翡翠はあからさまに面倒そうに息を吐きながら、少し乱れた衣服を整える。

「俺を消せばおまえも消えるぞ、冴霧」

「っ、だからなんだってんだよ」

「そういうところだと言っているんだ。感情に流されて行動する前に、真宵嬢の気持ちも少しは考えろ。おまえが消えて一番悲しむのは誰だと思ってる」

 ぐっと言葉を詰まらせた冴霧が、躊躇いがちに真宵を見る。

 その視線になんとも虫の居所が悪くなって、真宵は逃げるように顔を伏せた。

(そ、そりゃあ私でしょうけども! なんか気まずいからやめて翡翠様!)

 赤羅に助けを求めると、無言で首を振られた。

 じゃあ白火と目線を移せば、その顔が涙と鼻水で悲惨なことになっていてぎょっとする。

 決して今に始まったことではないが、先ほどからずっとこの調子であることを真宵が知る由もない。

「うわあ白火ちょっとそれどうしたの」

「……うぐぅ……まよいさまのばかぁ……!」

「ああはいはい、ごめんね。心配かけたね」

 とりあえず起き上がろう、と体に力を入れようとして戦慄が走った。

 まったくもって力が入らない。

 確かに先ほどから体が重いとは思っていたけれど、これではまるで布団に縫い止められてしまったのようだ。
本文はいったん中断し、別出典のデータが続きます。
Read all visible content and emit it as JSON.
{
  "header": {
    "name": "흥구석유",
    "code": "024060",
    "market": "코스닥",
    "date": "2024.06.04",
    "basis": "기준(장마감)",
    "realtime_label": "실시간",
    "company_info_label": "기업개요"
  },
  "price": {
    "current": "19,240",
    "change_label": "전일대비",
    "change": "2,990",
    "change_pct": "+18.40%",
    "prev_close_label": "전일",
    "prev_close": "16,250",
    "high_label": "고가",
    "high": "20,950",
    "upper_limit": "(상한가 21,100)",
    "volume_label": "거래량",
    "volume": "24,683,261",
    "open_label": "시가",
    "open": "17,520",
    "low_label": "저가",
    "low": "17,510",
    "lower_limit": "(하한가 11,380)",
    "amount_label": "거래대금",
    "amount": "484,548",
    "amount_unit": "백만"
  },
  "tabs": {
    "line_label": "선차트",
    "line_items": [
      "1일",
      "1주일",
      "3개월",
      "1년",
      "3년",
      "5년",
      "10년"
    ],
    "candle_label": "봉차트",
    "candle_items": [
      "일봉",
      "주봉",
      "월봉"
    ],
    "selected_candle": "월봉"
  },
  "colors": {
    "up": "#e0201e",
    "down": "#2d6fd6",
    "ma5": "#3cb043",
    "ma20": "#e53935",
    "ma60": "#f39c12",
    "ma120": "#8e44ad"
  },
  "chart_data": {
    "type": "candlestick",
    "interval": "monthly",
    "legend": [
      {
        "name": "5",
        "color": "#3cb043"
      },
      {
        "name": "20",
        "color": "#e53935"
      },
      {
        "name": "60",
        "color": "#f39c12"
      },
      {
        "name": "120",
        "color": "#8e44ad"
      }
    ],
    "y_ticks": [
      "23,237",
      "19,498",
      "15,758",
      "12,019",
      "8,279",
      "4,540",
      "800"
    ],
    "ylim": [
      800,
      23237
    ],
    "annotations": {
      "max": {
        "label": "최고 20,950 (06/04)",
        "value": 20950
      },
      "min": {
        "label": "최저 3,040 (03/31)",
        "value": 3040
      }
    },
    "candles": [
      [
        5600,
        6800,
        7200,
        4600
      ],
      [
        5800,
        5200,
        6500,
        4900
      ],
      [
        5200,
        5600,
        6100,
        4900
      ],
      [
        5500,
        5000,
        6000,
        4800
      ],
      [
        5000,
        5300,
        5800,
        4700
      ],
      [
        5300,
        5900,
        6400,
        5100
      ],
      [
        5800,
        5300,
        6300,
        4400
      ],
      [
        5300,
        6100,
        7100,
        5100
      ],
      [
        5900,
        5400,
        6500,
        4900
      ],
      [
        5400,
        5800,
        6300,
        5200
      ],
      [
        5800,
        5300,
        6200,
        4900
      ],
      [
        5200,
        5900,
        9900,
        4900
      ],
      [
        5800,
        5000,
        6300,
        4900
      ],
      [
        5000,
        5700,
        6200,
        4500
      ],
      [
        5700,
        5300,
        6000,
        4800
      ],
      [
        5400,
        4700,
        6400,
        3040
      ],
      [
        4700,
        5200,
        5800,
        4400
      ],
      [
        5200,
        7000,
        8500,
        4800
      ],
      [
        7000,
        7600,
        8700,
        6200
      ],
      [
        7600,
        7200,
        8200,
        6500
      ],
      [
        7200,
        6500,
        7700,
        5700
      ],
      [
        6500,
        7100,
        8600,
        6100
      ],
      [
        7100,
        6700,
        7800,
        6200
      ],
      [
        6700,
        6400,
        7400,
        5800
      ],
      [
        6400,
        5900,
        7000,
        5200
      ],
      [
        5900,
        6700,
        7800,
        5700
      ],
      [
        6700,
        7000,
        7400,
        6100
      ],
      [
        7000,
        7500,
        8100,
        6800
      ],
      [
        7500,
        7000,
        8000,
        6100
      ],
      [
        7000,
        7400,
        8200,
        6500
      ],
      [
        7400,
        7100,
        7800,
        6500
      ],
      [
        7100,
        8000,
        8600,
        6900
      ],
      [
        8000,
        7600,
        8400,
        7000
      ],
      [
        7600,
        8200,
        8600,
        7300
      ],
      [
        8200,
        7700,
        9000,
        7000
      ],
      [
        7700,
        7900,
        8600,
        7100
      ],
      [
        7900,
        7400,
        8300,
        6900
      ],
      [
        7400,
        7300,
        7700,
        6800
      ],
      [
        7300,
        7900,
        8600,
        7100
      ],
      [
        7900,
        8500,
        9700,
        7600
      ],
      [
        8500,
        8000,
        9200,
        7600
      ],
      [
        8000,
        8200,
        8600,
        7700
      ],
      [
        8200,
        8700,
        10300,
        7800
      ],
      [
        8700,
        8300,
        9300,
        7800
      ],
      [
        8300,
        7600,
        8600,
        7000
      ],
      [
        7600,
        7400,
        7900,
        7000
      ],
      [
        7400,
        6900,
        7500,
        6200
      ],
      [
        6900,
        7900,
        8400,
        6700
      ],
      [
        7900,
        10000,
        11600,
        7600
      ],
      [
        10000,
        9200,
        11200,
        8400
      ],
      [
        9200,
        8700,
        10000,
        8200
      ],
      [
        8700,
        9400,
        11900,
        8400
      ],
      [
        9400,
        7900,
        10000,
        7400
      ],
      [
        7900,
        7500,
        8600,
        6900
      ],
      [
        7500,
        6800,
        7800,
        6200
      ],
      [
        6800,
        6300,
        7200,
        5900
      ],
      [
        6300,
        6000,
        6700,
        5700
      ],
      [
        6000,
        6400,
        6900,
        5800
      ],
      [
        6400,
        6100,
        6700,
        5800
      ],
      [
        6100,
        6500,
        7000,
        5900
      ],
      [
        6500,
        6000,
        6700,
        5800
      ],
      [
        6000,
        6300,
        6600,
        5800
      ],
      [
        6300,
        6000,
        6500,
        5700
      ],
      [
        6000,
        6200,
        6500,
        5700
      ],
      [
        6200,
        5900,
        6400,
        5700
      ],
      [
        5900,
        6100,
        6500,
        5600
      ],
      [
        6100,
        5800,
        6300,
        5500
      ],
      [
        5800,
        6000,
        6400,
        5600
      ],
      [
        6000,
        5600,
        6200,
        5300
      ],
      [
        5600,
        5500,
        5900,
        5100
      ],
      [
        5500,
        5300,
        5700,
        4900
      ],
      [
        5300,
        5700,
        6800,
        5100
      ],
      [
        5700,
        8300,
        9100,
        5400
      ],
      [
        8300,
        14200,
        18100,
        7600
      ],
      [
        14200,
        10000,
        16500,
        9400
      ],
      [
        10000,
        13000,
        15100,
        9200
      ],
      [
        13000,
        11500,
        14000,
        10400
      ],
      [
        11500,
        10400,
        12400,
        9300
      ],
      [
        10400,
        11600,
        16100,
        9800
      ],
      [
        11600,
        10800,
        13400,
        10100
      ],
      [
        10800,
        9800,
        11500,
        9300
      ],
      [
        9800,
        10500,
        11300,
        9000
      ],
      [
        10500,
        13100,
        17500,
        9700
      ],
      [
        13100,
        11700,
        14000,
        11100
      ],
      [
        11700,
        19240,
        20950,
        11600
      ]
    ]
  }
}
 自分が寝返りすら打てないことに動転しながら、しかし顔には出さないよう努力する。

「まよい、さま?」

「あ、ごめんぼーっとしちゃった。白火、ちょっと顔洗っておいで」

「でも……」

 いいからいいから、と半ば無理やり白火を立たせて顔を洗いに行かせる。

 白火が部屋から出たのを見計らって、真宵は真顔で冴霧へ視線を戻した。

 気まずいとかそんなの気にしていられない。

 これは間違いなく、一大事だ。